2 Dec 2024 2 Dec '24

9:16 a.m.

In a recent project that compiles Haskell source from data (ie of type Text from the module Data.Text), it would be useful to be able to decouple the dependency between GHC’s notion of where modules are and the file system. This doesn’t seem to be programmatically controllable. How tenable is this? Would it be useful for anyone else to have compilation itself be more first class in the language? If I think about languages such as LISP/Racket/Clojure, there’s a certain flexibility there that Haskell lacks, but it’s not apparent why, other than historical reasons? Would this imply changing compiling and linking into a different Monad than IO? At the moment to compile some source that exists in Text, my system has to write a bunch of temp files including the Text that contains the main module, and then put other modules in directories named a certain way, run the compiler across them via some exec command to call GHC or stack externally, then read the resulting executable back off disk to store it in its final destination. It might be useful to be able to do this from within Haskell code directly, partly similarly to how the hint library works. Though, in this case it would almost certainly also require being able to have two versions of GHC loaded at once, which would also imply being able to simultaneously have multiple or different versions of libraries loaded at once, too, and possibly also just from data, ie not from disk. It feels like a massive, massive project at that point, though, like we’d be putting an entire dependency system into a first-class programmable context. I’m still interested in what folks think about these ideas, though, event though we this may never eventuate. Does it seem to anyone else like abstracting the library and module-access capabilities of compilation so that it’s polymorphic over where it gets its data from might be useful? Is this just ridiculous? Does this step into Backpack's territory? From memory, the Haskell report doesn’t specify that modules necessarily need to be tied to the file system, but I think GHC imposes one file per module and that it be one the FS. Julian

Show replies by date

Brandon Allbery

2 Dec 2 Dec

9:36 a.m.

As long as we're using system tools for assembling and linking, we must abide by their constraints. Not using them isn't really viable; linking in particular is a nightmare. The bytecode interpreter has a partial linker because it can't use the system one, and it's easily the nastiest part of ghc. It's also completely nonportable, by definition: every target has its own notion of what relocations are available and how they work. On Mon, Dec 2, 2024 at 4:16 AM julian getcontented.com.au < julian@getcontented.com.au> wrote:

...

In a recent project that compiles Haskell source from data (ie of type Text from the module Data.Text), it would be useful to be able to decouple the dependency between GHC’s notion of where modules are and the file system. This doesn’t seem to be programmatically controllable.
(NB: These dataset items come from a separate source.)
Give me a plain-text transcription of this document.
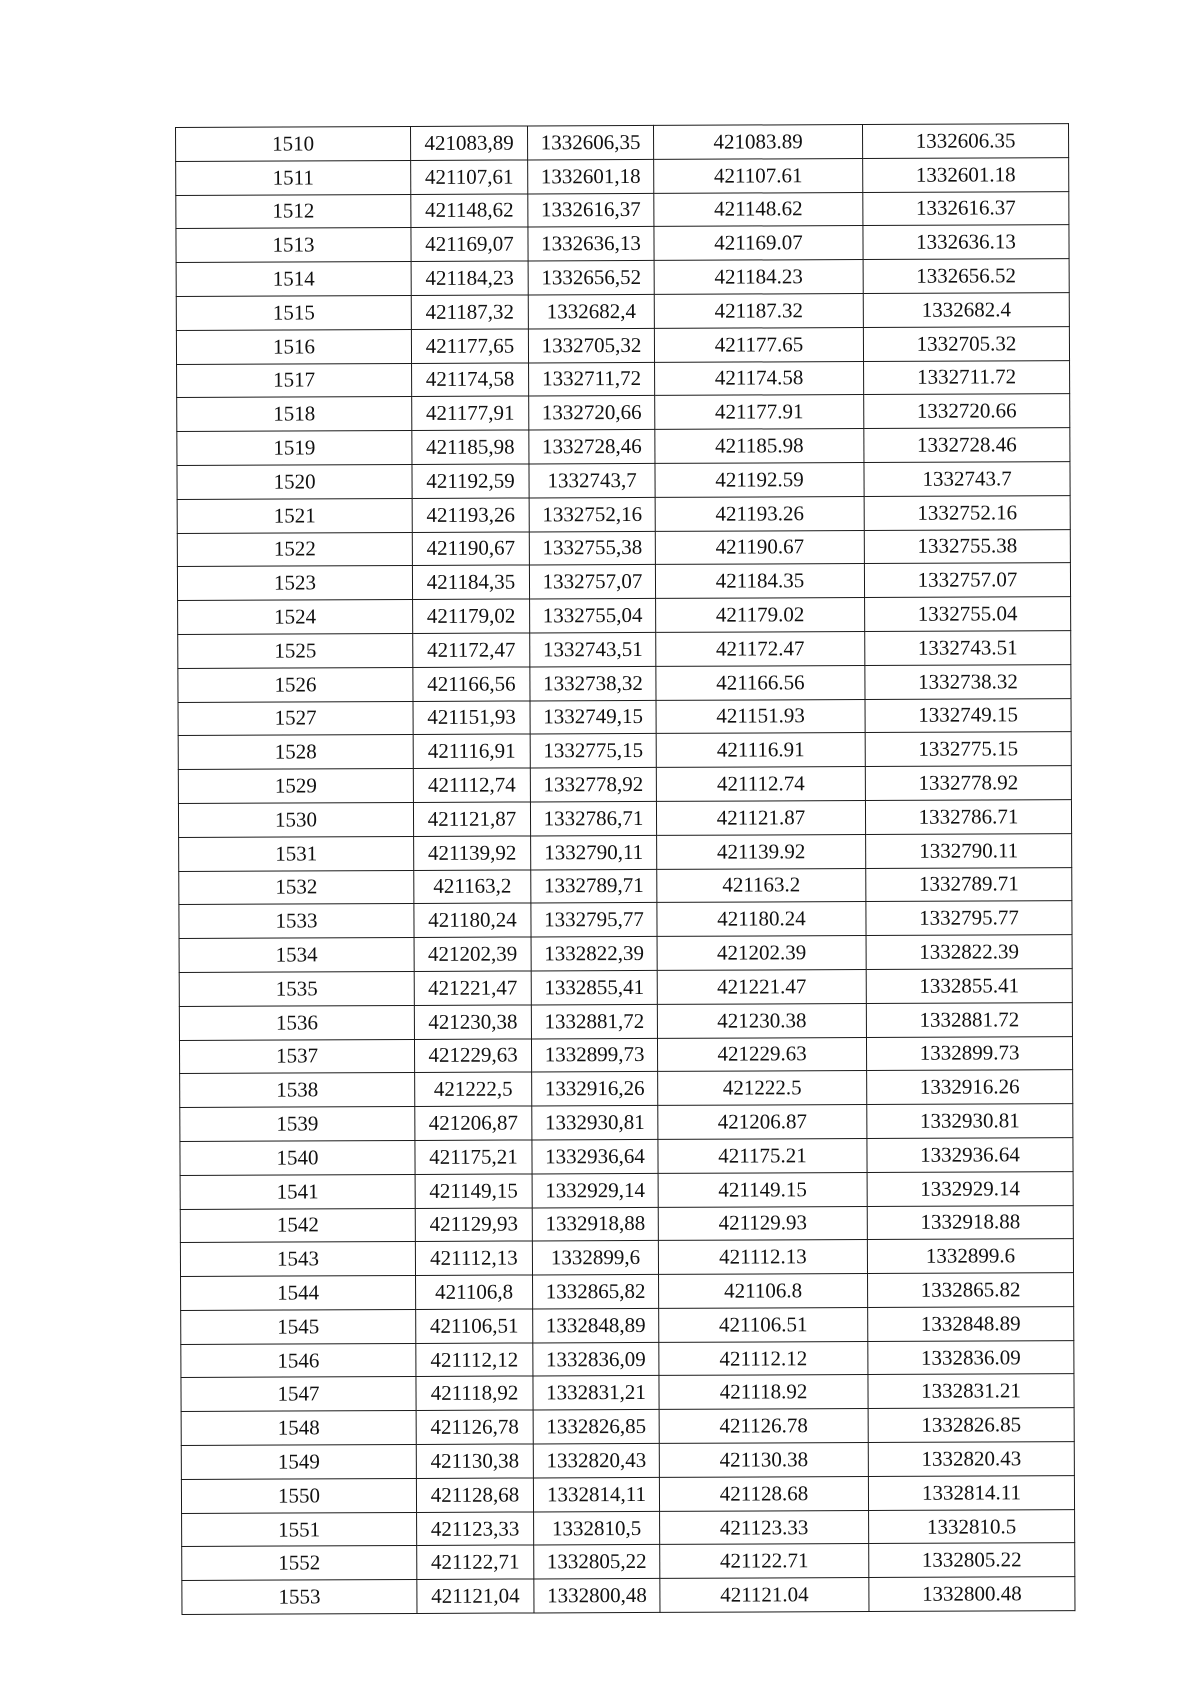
1510	421083,89	1332606,35	421083.89	1332606.35
1511	421107,61	1332601,18	421107.61	1332601.18
1512	421148,62	1332616,37	421148.62	1332616.37
1513	421169,07	1332636,13	421169.07	1332636.13
1514	421184,23	1332656,52	421184.23	1332656.52
1515	421187,32	1332682,4	421187.32	1332682.4
1516	421177,65	1332705,32	421177.65	1332705.32
1517	421174,58	1332711,72	421174.58	1332711.72
1518	421177,91	1332720,66	421177.91	1332720.66
1519	421185,98	1332728,46	421185.98	1332728.46
1520	421192,59	1332743,7	421192.59	1332743.7
1521	421193,26	1332752,16	421193.26	1332752.16
1522	421190,67	1332755,38	421190.67	1332755.38
1523	421184,35	1332757,07	421184.35	1332757.07
1524	421179,02	1332755,04	421179.02	1332755.04
1525	421172,47	1332743,51	421172.47	1332743.51
1526	421166,56	1332738,32	421166.56	1332738.32
1527	421151,93	1332749,15	421151.93	1332749.15
1528	421116,91	1332775,15	421116.91	1332775.15
1529	421112,74	1332778,92	421112.74	1332778.92
1530	421121,87	1332786,71	421121.87	1332786.71
1531	421139,92	1332790,11	421139.92	1332790.11
1532	421163,2	1332789,71	421163.2	1332789.71
1533	421180,24	1332795,77	421180.24	1332795.77
1534	421202,39	1332822,39	421202.39	1332822.39
1535	421221,47	1332855,41	421221.47	1332855.41
1536	421230,38	1332881,72	421230.38	1332881.72
1537	421229,63	1332899,73	421229.63	1332899.73
1538	421222,5	1332916,26	421222.5	1332916.26
1539	421206,87	1332930,81	421206.87	1332930.81
1540	421175,21	1332936,64	421175.21	1332936.64
1541	421149,15	1332929,14	421149.15	1332929.14
1542	421129,93	1332918,88	421129.93	1332918.88
1543	421112,13	1332899,6	421112.13	1332899.6
1544	421106,8	1332865,82	421106.8	1332865.82
1545	421106,51	1332848,89	421106.51	1332848.89
1546	421112,12	1332836,09	421112.12	1332836.09
1547	421118,92	1332831,21	421118.92	1332831.21
1548	421126,78	1332826,85	421126.78	1332826.85
1549	421130,38	1332820,43	421130.38	1332820.43
1550	421128,68	1332814,11	421128.68	1332814.11
1551	421123,33	1332810,5	421123.33	1332810.5
1552	421122,71	1332805,22	421122.71	1332805.22
1553	421121,04	1332800,48	421121.04	1332800.48
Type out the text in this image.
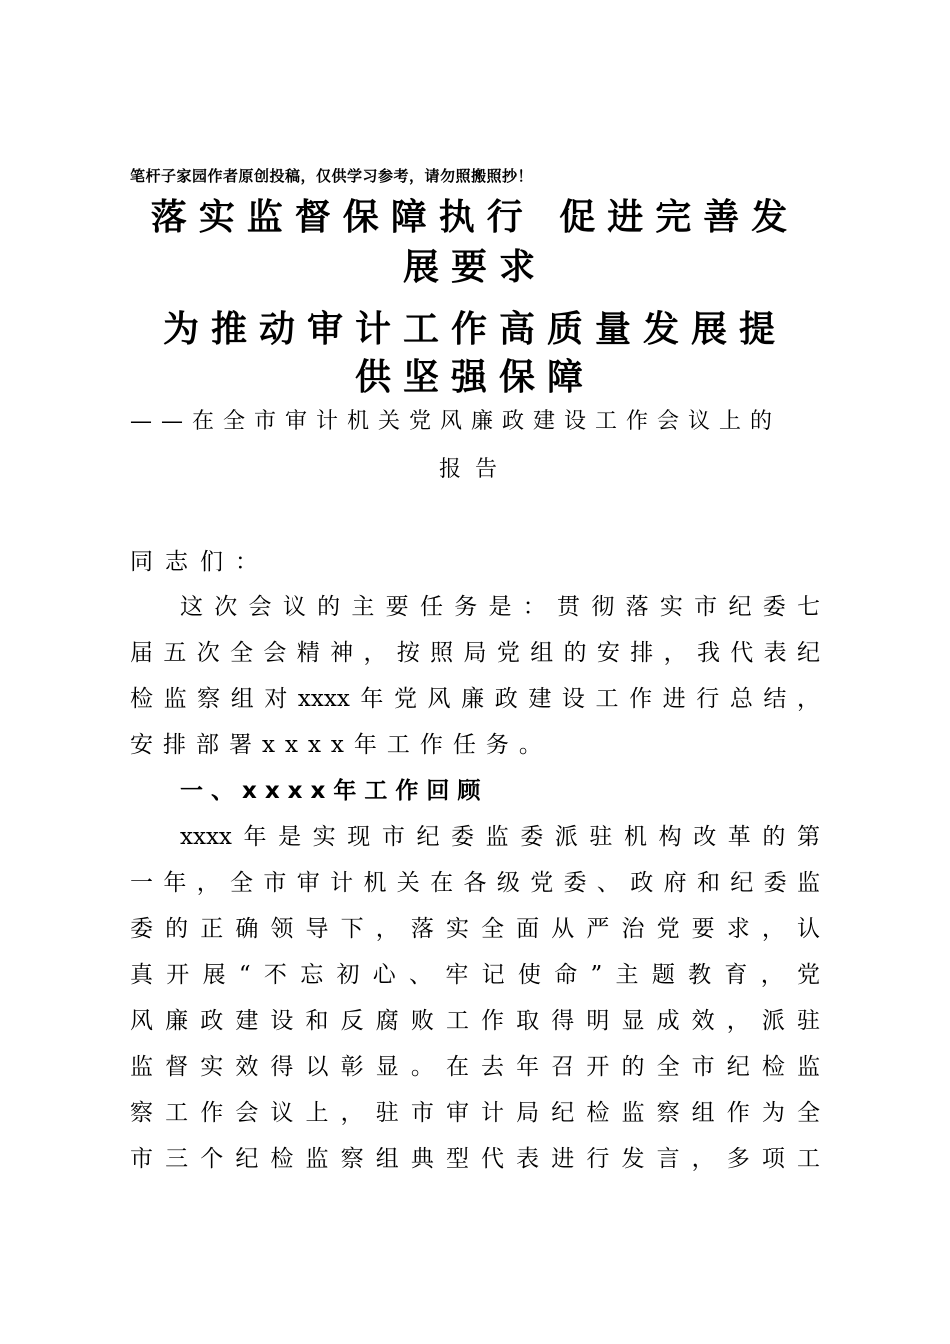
笔杆子家园作者原创投稿，仅供学习参考，请勿照搬照抄！
落实监督保障执行 促进完善发
展要求
为推动审计工作高质量发展提
供坚强保障
——在全市审计机关党风廉政建设工作会议上的
报告
同志们：
这次会议的主要任务是：贯彻落实市纪委七
届五次全会精神，按照局党组的安排，我代表纪
检监察组对xxxx年党风廉政建设工作进行总结，
安排部署xxxx年工作任务。
一、xxxx年工作回顾
xxxx年是实现市纪委监委派驻机构改革的第
一年，全市审计机关在各级党委、政府和纪委监
委的正确领导下，落实全面从严治党要求，认
真开展“不忘初心、牢记使命”主题教育，党
风廉政建设和反腐败工作取得明显成效，派驻
监督实效得以彰显。在去年召开的全市纪检监
察工作会议上，驻市审计局纪检监察组作为全
市三个纪检监察组典型代表进行发言，多项工
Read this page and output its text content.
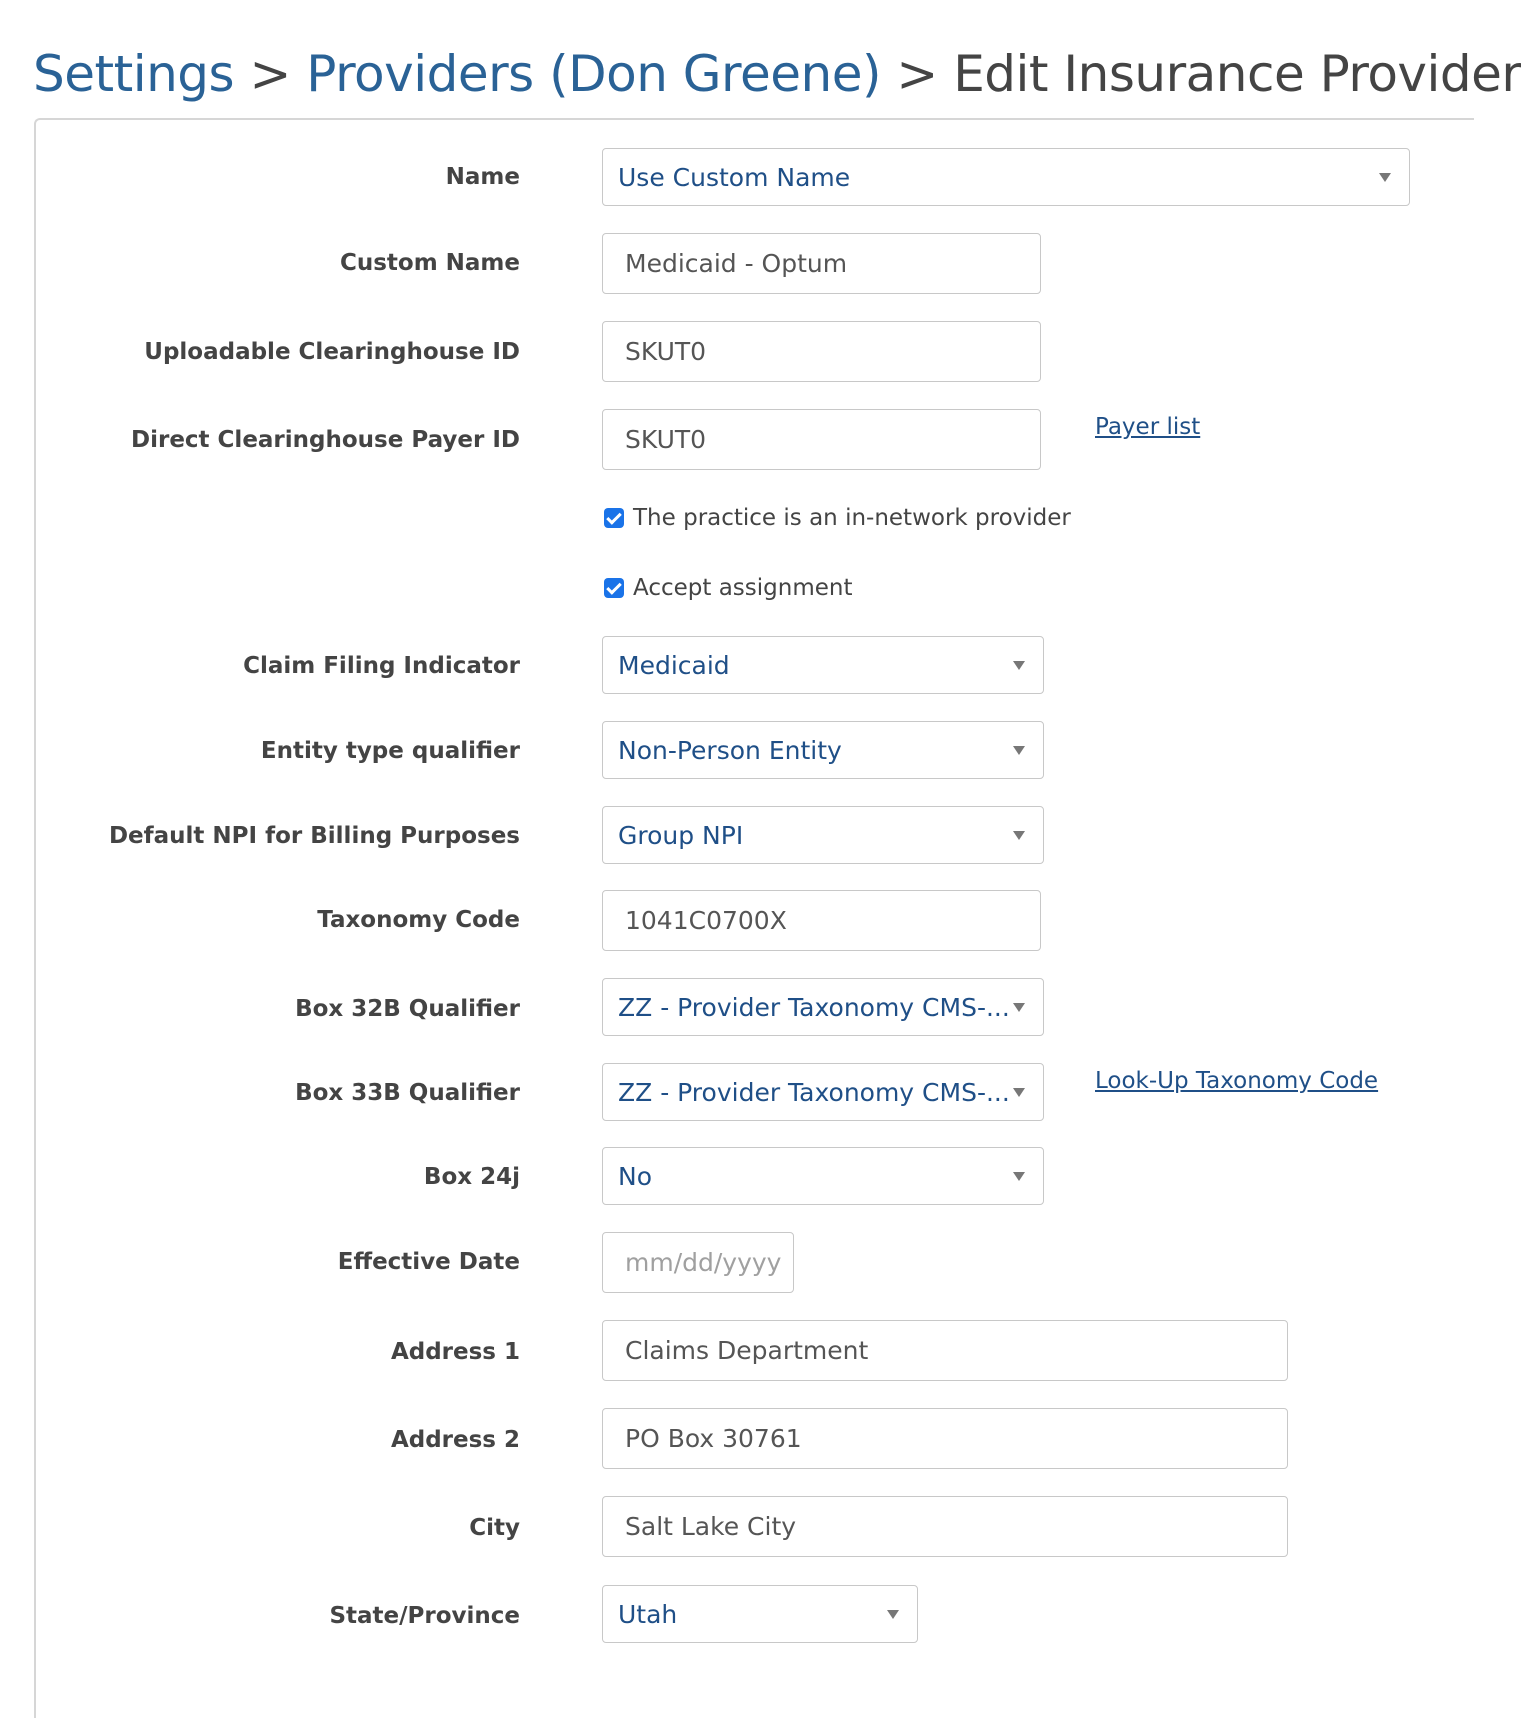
Settings > Providers (Don Greene) > Edit Insurance Provider
Name	Use Custom Name
Custom Name	Medicaid - Optum
Uploadable Clearinghouse ID	SKUT0
Direct Clearinghouse Payer ID	SKUT0	Payer list
The practice is an in-network provider
Accept assignment
Claim Filing Indicator	Medicaid
Entity type qualifier	Non-Person Entity
Default NPI for Billing Purposes	Group NPI
Taxonomy Code	1041C0700X
Box 32B Qualifier	ZZ - Provider Taxonomy CMS-...
Box 33B Qualifier	ZZ - Provider Taxonomy CMS-...	Look-Up Taxonomy Code
Box 24j	No
Effective Date	mm/dd/yyyy
Address 1	Claims Department
Address 2	PO Box 30761
City	Salt Lake City
State/Province	Utah
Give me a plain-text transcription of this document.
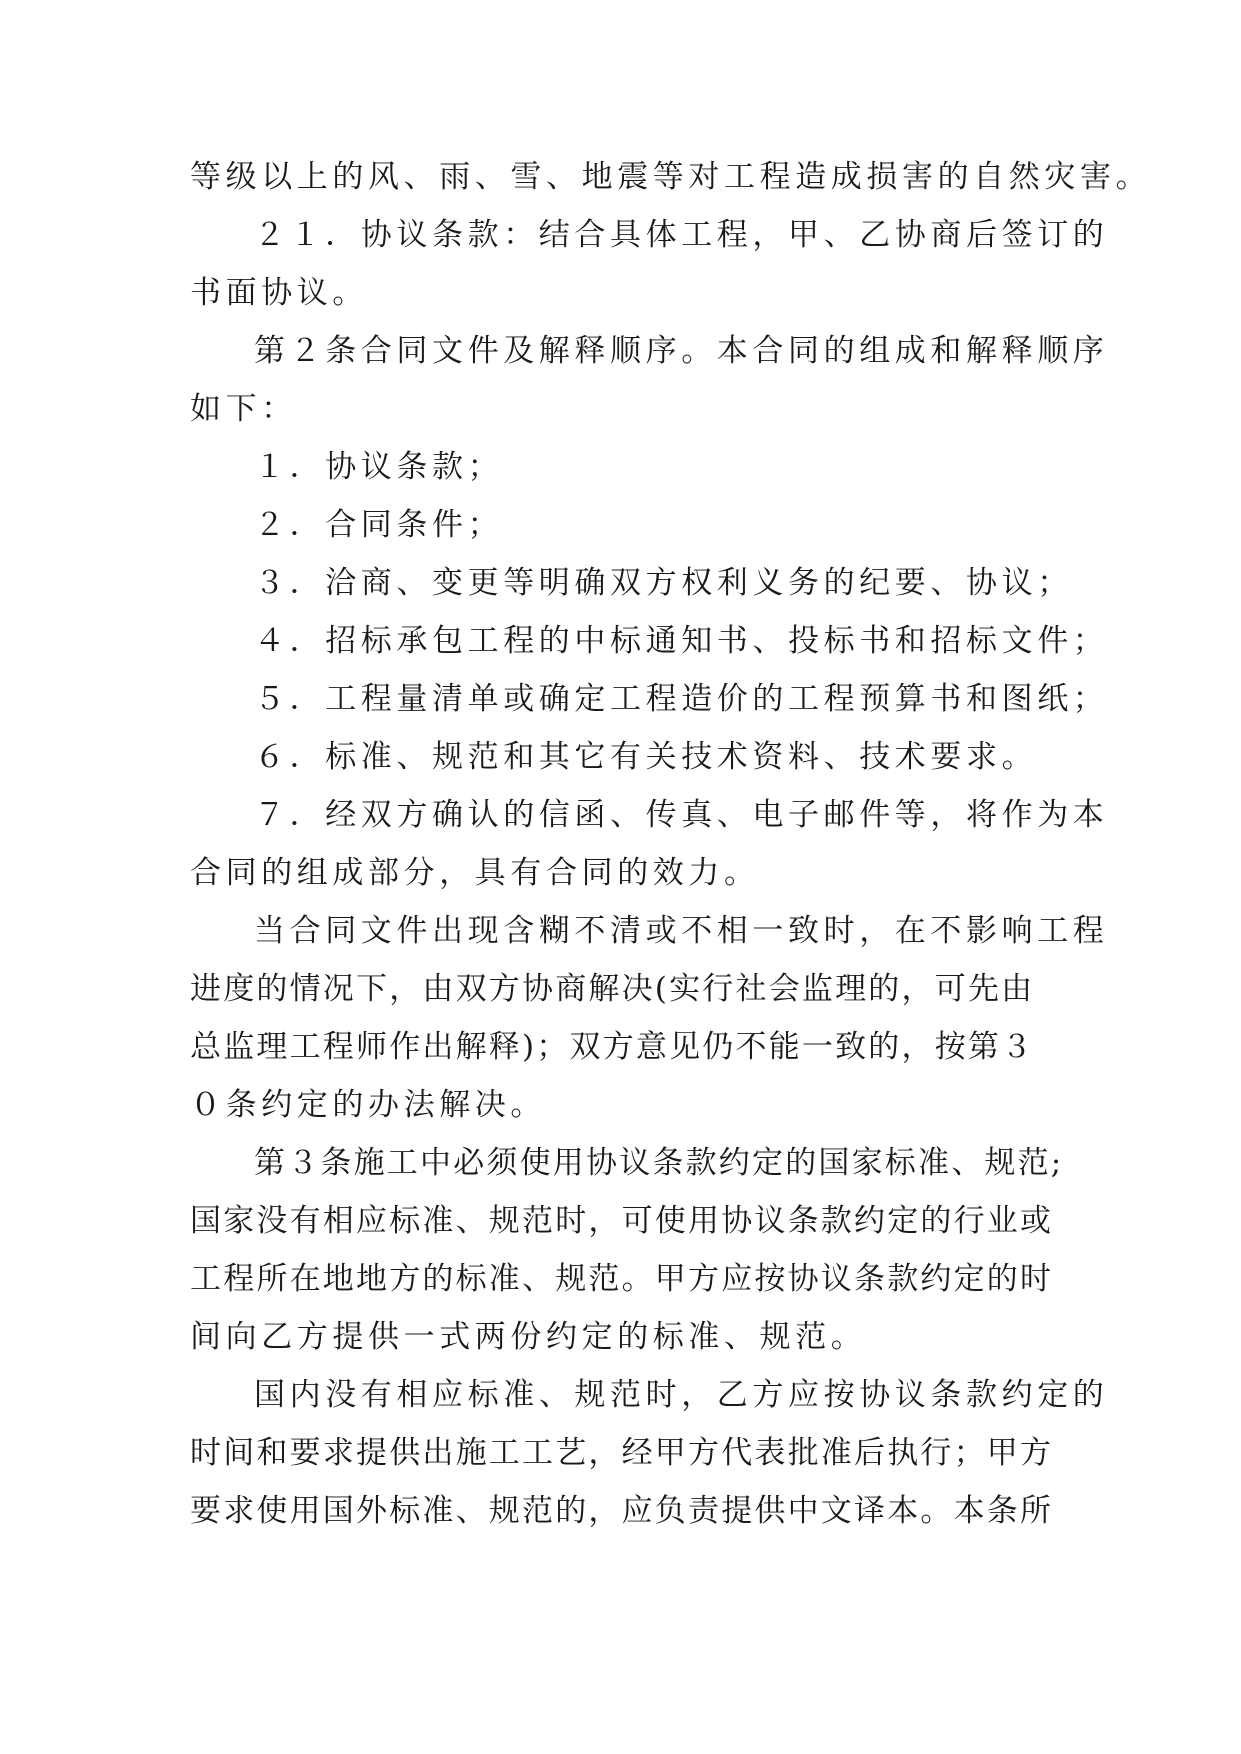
等级以上的风、雨、雪、地震等对工程造成损害的自然灾害。
２１．协议条款：结合具体工程，甲、乙协商后签订的
书面协议。
第２条合同文件及解释顺序。本合同的组成和解释顺序
如下：
１．协议条款；
２．合同条件；
３．洽商、变更等明确双方权利义务的纪要、协议；
４．招标承包工程的中标通知书、投标书和招标文件；
５．工程量清单或确定工程造价的工程预算书和图纸；
６．标准、规范和其它有关技术资料、技术要求。
７．经双方确认的信函、传真、电子邮件等，将作为本
合同的组成部分，具有合同的效力。
当合同文件出现含糊不清或不相一致时，在不影响工程
进度的情况下，由双方协商解决(实行社会监理的，可先由
总监理工程师作出解释)；双方意见仍不能一致的，按第３
０条约定的办法解决。
第３条施工中必须使用协议条款约定的国家标准、规范;
国家没有相应标准、规范时，可使用协议条款约定的行业或
工程所在地地方的标准、规范。甲方应按协议条款约定的时
间向乙方提供一式两份约定的标准、规范。
国内没有相应标准、规范时，乙方应按协议条款约定的
时间和要求提供出施工工艺，经甲方代表批准后执行；甲方
要求使用国外标准、规范的，应负责提供中文译本。本条所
How tenable is this? Would it be useful for anyone else to have compilation itself be more first class in the language? If I think about languages such as LISP/Racket/Clojure, there’s a certain flexibility there that Haskell lacks, but it’s not apparent why, other than historical reasons? Would this imply changing compiling and linking into a different Monad than IO?

At the moment to compile some source that exists in Text, my system has to write a bunch of temp files including the Text that contains the main module, and then put other modules in directories named a certain way, run the compiler across them via some exec command to call GHC or stack externally, then read the resulting executable back off disk to store it in its final destination.

It might be useful to be able to do this from within Haskell code directly, partly similarly to how the hint library works. Though, in this case it would almost certainly also require being able to have two versions of GHC loaded at once, which would also imply being able to simultaneously have multiple or different versions of libraries loaded at once, too, and possibly also just from data, ie not from disk. It feels like a massive, massive project at that point, though, like we’d be putting an entire dependency system into a first-class programmable context. I’m still interested in what folks think about these ideas, though, event though we this may never eventuate.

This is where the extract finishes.